Bölüm 1| Fantine

182 13 86
                                    

Nefti'nin ilk bölümüne hoş geldiniz!

Perde aralanıyor,

keyifle okursunuz umarım.

•••

"Serin bir rüyanın hatırınadır
çektiğim dünya ağrısı."

Birhan Keskin

🕰️

2 Kasım 2020

Gözümün önünden gitmeyen anılar, adımlarımın hızlanmasına sebebiyet veriyordu. Tıpkı botlarımla ezdiğim çimler gibi ezim ezim ezilmişti ruhum. Acıdan kurtulmak için attığım her bir adım, beni başka bir eşiğe getirmişti.

Başka bir acının eşiğine.

Birkaç adım daha atıp uçuruma doğru ilerledim. Karşımda İskoçya'nın can alıcı güzelliği duruyordu. İskoçya, hiç kuşkusuz mavi ve yeşilin; hayır, her rengin birbiriyle olan olağanüstü uyumuyla cenneti kıskandırıyordu. Yılın bu vakti ağaçlara, çimlere, kısacası doğaya sarı-turuncu yapraklar hakimdi ve ben en çok onları seviyordum. Bana göre, İskoçya'nın en büyük ihtişamı renklerin böyle olduğu zamanlarda ortaya çıkıyordu. Turistler şehri sonbaharda şükürler olsun ki rahat bırakıyordu ve bu büyük bir aptallıktı.

Biraz daha ilerleyip uçurumun kenarına oturdum. Ayaklarımın altı masmavi berrak bir deniz, etrafım ise yeşillerine veda etmiş ağaçlarla kaplıydı. Ellerimi sararmış çimlere yaslayıp ağırlığımı kollarıma vermiş, başımı geriye atmış, gözlerimi kapamış derin nefesler alıyordum. İçime çektiğim oksijeni iliklerime kadar hissediyordum.

Gözlerimi açtım. Daha önce defalarca gördüğüm manzaraya her seferinde biraz daha hayran kalıyor, böylesi bir güzelliğin gerçekliğini sorguluyordum.

Esen rüzgâr saçlarımı ve uzun, beyaz, çiçekli eteğimi uçuşturuyordu. Denizin sakin dalgalarını izliyordum. Derin bir nefes aldım. Duma'yı özlemiştim. Eve gidecektim ama önce aşağıya inmem gerekiyordu.

Durdum.

Dalına veda etmiş yaprakların ezilişini duydum.

Gittikçe yakınlaştı ses.

Çok geçmeden, duymayı tahmin ettiğim ses yankılandı kulaklarımda: "Yine üstüne bir şey almamışsın, Sun!" Sol omuzumun üstünden, bana yakınan sarı kafalı şeye baktım. Kızarmış yanaklarını kocaman şişirip nefesini verdi. "Bu soğuğu nasıl hissetmiyorsun?"

Hissedemiyordum.

Mary'nin omzuma koyduğu ve giymezsem bizzat kendisinin giydireceğini bildiğim paltoma mecburen kollarımı geçirdim. Sararmış çimlere bıraktığım çantamı elime aldım ve içinden defterimle kalemimi çıkardım.

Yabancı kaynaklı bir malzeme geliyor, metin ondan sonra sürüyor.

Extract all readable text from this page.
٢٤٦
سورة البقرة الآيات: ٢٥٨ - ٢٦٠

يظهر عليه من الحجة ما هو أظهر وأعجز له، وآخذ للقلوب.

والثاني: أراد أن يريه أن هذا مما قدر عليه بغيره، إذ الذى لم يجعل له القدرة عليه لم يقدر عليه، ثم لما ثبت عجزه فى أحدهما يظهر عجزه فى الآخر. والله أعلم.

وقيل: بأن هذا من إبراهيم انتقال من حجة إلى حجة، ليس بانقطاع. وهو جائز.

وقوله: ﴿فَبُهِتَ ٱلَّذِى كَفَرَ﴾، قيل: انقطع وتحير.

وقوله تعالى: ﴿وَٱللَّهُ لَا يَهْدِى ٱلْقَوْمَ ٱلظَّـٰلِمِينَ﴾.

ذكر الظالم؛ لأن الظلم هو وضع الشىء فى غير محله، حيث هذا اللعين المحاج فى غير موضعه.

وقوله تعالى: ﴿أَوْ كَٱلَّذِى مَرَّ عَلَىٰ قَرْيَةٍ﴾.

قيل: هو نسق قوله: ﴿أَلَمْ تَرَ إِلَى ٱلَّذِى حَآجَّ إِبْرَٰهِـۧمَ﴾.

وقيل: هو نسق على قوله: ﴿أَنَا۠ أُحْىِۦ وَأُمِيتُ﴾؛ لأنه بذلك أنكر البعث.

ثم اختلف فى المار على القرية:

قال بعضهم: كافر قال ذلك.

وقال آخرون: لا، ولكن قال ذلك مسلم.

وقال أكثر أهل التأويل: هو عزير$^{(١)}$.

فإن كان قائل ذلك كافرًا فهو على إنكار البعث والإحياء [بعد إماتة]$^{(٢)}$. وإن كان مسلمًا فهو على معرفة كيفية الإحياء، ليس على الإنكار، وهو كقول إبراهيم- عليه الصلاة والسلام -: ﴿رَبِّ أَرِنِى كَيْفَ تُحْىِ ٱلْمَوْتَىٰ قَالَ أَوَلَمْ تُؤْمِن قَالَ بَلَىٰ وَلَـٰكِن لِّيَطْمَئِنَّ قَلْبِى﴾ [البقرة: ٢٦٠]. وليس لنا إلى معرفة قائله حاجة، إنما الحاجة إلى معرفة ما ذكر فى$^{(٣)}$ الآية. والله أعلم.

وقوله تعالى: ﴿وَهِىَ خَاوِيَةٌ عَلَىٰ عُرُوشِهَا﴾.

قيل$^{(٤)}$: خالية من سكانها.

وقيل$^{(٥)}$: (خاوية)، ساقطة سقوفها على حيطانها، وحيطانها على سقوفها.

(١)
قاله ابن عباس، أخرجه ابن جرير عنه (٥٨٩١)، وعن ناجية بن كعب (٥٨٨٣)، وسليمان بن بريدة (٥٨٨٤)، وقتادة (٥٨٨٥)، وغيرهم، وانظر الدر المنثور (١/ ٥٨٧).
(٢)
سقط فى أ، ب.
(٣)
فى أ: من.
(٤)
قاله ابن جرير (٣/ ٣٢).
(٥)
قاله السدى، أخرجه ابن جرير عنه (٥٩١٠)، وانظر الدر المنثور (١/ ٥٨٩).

"Eve uğramışsın," yazdım mor kalemimle çizgili defterime.

Soluma oturdu ve tatlı bir sitemle: "Evet ve tabii ki seni bulamadım," dedi. Genelde kendimi düşünmediğimden yakınırdı.

"Bunca yolu yürüyerek mi geldin yine?"

"Huysuz atın beni sırtına almadığı ve dolayısıyla ben de hiç ama hiçbir zaman at sürmeyi öğrenemediğim için, evet!"

Duma'dan huysuz diye bahsetmesi hiç ama hiç hoş değildi fakat bu, Mary'ydi. Güneşten yeşile dönmüş ela gözlerine kınayan bakışlar yerine içtenlikle bakıp gülümsedim. Gözlerimi ondan çekmeden biraz yüzünde oyalandım. Kısa, bukleli, limon sarısı saçlarıyla ve yüzüne yansıyan kalbiyle, bir bakana bir kere daha baktıracak duru bir güzelliği vardı benim güzel Mary'min.